Forestale senza frontiere: volontari speciali per la natura

Angela Caputo

C’è un bel progetto di collaborazione tra il Corpo forestale dello Stato e l’AIPD, Associazione Italiana Persone Down, che partirà il 14 gennaio da Castel Volturno, coinvolgendo diversi giovani con sindrome Down in un programma educativo e formativo di volontariato. I ragazzi, tutti maggiorenni con un età compresa tra i 18 e i 30 anni, collaboreranno insieme ai Forestali nella cura delle riserve e come supporto durante le visite delle scolaresche nelle riserve naturali del Corpo forestale. Per i ragazzi Down, la collaborazione sarà un motivo di sviluppo culturale e delle attività di relazione e la loro testimonianza sarà importante anche in considerazione del territorio in cui si svolge, quella Terra dei fuochi, così violata dall’uomo, per trasmettere con maggiore forza un messaggio di impegno globale a difesa dell’ambiente.
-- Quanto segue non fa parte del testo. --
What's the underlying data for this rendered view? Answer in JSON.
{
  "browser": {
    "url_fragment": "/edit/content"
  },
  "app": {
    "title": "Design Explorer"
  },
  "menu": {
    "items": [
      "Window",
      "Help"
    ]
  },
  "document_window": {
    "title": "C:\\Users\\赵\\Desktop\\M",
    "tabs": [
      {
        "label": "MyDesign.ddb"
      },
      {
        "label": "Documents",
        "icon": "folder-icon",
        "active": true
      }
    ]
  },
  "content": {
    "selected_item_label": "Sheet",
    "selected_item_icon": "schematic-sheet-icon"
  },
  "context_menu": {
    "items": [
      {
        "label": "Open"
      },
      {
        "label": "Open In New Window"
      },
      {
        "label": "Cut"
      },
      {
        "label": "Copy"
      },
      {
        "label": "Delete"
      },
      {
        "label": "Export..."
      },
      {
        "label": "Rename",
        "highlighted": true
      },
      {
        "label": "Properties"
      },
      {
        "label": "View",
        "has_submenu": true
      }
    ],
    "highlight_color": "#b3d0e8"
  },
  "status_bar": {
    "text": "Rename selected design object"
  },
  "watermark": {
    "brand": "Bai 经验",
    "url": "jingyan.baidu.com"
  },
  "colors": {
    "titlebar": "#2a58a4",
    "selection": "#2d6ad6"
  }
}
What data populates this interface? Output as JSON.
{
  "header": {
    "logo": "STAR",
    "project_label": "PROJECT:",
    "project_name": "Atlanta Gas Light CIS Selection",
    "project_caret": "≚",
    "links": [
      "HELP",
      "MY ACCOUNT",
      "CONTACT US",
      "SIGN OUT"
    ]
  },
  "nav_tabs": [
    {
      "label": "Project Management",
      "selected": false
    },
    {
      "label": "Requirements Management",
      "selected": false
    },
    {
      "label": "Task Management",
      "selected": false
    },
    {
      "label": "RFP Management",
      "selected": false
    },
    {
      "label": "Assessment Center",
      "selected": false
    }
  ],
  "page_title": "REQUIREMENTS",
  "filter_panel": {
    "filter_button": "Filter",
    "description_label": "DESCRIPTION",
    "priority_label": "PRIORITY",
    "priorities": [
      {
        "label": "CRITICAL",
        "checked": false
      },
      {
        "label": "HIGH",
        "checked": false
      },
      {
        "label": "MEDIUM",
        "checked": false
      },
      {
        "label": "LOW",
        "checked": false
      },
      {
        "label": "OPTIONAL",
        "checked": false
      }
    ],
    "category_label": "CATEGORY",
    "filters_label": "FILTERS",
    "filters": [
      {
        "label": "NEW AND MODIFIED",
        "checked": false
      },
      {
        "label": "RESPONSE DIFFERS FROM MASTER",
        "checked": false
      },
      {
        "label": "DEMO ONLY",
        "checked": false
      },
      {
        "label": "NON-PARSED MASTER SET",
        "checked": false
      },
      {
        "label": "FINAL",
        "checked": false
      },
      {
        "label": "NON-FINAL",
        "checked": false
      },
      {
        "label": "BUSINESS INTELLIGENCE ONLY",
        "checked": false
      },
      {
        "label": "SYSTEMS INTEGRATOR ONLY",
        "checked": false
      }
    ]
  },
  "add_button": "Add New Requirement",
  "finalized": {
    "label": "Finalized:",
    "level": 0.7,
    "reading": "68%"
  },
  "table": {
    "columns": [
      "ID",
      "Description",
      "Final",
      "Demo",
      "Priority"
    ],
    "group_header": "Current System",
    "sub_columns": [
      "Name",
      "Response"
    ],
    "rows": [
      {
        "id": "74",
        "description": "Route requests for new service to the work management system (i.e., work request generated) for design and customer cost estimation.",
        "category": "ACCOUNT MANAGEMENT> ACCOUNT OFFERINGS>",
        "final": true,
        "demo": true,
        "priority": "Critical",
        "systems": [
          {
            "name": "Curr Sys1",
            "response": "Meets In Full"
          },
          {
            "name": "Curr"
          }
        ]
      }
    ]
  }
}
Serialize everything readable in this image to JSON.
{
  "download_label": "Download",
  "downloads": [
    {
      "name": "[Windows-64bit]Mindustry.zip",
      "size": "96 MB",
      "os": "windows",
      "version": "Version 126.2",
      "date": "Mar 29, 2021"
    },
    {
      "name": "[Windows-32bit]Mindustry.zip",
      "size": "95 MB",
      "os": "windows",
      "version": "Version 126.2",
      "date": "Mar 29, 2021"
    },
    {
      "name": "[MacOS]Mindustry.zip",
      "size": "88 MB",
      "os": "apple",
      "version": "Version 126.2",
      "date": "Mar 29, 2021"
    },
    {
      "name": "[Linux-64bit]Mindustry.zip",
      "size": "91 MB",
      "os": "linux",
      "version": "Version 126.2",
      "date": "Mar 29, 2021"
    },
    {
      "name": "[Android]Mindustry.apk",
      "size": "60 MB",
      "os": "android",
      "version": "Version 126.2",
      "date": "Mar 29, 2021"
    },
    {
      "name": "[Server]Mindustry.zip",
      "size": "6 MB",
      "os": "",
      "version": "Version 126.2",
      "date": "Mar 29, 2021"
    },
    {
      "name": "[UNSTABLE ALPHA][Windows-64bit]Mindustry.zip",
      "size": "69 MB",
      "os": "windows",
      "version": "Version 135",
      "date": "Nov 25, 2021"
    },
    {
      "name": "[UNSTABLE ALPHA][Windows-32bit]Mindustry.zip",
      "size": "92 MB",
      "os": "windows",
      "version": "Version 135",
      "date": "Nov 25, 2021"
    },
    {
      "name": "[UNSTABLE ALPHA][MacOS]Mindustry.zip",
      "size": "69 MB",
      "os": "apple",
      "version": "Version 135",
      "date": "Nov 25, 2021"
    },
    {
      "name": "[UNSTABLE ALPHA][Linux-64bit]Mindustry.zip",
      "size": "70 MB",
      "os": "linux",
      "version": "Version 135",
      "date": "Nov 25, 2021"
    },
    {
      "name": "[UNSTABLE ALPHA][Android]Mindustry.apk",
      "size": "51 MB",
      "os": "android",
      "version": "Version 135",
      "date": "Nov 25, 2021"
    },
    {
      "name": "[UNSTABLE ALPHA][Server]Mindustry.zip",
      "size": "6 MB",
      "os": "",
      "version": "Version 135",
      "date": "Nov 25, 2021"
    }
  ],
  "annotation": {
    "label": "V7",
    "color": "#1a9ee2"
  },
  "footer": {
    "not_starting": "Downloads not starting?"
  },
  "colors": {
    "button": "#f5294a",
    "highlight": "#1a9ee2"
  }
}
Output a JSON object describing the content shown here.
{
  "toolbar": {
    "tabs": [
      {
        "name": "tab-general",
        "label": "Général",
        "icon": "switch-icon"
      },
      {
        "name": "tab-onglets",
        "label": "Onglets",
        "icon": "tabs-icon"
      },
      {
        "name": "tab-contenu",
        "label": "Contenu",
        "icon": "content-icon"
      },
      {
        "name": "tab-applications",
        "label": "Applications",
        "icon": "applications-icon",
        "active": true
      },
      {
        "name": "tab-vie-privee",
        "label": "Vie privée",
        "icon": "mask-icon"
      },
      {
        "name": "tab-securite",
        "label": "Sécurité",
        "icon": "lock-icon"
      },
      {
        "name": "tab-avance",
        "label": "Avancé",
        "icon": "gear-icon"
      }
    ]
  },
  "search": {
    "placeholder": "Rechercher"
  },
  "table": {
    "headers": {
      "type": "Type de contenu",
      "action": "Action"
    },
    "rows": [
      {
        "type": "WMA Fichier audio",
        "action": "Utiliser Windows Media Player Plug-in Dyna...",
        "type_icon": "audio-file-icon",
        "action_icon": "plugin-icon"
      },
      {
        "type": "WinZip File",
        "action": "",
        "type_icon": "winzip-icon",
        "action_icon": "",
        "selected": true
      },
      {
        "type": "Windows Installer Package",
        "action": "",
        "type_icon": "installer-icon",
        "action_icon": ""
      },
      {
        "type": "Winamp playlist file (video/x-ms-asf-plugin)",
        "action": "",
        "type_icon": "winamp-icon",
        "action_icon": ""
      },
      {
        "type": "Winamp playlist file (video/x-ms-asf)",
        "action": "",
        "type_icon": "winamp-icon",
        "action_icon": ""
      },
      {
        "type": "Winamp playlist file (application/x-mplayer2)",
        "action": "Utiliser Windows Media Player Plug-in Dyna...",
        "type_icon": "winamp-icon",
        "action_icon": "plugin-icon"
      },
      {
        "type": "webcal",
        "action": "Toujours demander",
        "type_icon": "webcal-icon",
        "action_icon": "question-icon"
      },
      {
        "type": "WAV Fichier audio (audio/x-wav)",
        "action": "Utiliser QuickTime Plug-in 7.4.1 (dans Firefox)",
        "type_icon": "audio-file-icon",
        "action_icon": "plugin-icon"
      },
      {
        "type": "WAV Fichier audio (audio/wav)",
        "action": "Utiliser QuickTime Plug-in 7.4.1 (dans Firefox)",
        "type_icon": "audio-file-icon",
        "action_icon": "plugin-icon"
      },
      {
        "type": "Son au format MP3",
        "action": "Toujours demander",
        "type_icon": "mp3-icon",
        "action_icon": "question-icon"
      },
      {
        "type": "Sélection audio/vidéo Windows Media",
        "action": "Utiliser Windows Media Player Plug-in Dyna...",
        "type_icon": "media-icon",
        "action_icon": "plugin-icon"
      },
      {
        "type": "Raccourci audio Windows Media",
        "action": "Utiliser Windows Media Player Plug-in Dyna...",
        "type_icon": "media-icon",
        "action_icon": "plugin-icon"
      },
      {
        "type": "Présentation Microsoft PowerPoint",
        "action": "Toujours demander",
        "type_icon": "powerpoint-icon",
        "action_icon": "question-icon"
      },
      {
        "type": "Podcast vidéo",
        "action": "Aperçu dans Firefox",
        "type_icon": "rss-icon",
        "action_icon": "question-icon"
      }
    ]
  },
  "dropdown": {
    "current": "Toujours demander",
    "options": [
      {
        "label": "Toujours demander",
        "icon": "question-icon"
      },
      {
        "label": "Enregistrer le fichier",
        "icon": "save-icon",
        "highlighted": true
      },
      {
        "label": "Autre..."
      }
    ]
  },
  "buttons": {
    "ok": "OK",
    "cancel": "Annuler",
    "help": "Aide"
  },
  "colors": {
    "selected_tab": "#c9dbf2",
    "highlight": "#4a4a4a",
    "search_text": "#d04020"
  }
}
I giovani con sindrome Down, affiancati dai Forestali e personale dell’Associazione italiana persone Down, saranno impegnati in lavori di piccola manutenzione forestale e vivaistica, nutrimento e cura degli animali sequestrati, assistenza per le visite scolastiche e molteplici attività in natura. L’obiettivo di questa esperienza è offrire un’opportunità di crescita permanente ai protagonisti dell’attività e dimostrare come le persone con sindrome Down nel loro ruolo di volontari sono cittadini attivi che contribuiscono alla crescita del bene comune.


Ad inaugurare la prima esperienza saranno presenti il Capo del Corpo forestale dello Stato Cesare Patrone, la responsabile dell’Osservatorio sul mondo del lavoro di AIPD Monica Berarducci, la presidente della Sezione AIPD di Caserta, oltre a personaggi noti quali Marek Hamsik, calciatore della squadra del Napoli e gli attori Carlo Croccolo ed altri della fiction “Un posto al sole”.